Sowohl Santos als auch Montenegro schlossen ein Bündnis aus, sie peilen eine Minderheitsregierung an – keine Seltenheit in Portugal. Im TV-Duell attackierte Montenegro den Chega-Chef als „Fremdenfeind, Rassisten und Demagogen“. Dabei kommt André Ventura aus den Reihen Montenegros, aus der konservativen Volkspartei, die in Portugal paradoxerweise die Bezeichnung Sozialdemokratische Partei (PSD) trägt.
One-Man-Show
Ventura, einst Priesterseminarist und populärer Fußballkommentator, wandte sich von der PSD ab. Ventura hat Chega zur One-ManShow umfunktioniert, via soziale Medien spricht er die junge Generation an.
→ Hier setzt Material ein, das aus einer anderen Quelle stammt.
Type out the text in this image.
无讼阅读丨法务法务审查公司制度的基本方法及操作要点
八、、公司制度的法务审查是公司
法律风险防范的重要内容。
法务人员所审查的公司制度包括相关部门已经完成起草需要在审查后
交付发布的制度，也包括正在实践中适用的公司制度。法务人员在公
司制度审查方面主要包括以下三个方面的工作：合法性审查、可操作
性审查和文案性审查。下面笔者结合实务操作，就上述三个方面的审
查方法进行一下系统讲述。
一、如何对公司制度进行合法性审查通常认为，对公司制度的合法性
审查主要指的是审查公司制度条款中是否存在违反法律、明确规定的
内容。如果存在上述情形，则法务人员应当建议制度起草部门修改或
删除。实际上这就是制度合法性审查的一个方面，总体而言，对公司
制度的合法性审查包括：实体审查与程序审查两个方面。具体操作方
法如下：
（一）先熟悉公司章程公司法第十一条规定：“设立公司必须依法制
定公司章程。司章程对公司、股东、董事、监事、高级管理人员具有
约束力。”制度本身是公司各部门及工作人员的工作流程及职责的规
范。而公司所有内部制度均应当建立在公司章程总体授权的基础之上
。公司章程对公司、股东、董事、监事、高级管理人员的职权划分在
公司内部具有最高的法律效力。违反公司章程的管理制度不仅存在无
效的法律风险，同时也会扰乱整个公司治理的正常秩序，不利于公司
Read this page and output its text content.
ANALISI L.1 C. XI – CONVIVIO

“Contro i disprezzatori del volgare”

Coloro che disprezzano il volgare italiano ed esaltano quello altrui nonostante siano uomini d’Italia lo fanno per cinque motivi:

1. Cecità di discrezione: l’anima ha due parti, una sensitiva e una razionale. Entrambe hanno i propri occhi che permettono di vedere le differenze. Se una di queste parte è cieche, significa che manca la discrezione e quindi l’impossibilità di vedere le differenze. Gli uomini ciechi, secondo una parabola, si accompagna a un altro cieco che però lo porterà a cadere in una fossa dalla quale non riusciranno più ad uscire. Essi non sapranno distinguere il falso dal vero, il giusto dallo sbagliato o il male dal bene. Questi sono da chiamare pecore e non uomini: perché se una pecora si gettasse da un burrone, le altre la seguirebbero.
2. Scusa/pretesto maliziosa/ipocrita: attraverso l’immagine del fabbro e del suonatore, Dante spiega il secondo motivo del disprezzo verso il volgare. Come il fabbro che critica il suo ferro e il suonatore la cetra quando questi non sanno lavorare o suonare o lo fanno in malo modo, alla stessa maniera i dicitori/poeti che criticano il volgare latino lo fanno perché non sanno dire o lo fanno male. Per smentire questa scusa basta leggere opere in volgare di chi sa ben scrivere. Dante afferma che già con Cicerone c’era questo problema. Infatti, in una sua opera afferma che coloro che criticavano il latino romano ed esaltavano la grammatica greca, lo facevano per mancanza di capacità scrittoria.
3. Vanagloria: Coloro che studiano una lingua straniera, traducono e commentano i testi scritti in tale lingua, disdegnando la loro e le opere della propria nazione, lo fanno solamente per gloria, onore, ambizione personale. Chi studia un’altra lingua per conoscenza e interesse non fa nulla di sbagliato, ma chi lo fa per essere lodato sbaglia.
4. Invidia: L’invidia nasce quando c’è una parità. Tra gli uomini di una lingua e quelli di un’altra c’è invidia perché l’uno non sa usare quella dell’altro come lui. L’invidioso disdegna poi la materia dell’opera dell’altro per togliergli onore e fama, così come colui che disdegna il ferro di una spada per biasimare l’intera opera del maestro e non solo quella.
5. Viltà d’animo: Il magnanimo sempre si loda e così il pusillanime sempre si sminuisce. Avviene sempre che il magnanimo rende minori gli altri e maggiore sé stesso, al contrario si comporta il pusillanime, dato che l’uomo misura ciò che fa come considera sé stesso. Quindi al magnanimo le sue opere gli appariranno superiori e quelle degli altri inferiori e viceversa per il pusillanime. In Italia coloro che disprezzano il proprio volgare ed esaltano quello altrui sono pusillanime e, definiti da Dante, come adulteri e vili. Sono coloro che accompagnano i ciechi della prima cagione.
Ältere lockt er mit seinem harten Kurs gegen Migranten. Im Programm tritt er für die Todesstrafe und chemische Kastration von Serienvergewaltigern ein. Im Gegensatz zu anderen europäischen Rechtspopulisten ist Ventura dezidiert proeuropäisch und ein Unterstützer der Ukraine. Unter seinen größten Fans finden sich brasilianische Immigranten, und Ex-Präsident Jair Bolsonaro hat sogar eine Wahlempfehlung für Ventura abgegeben.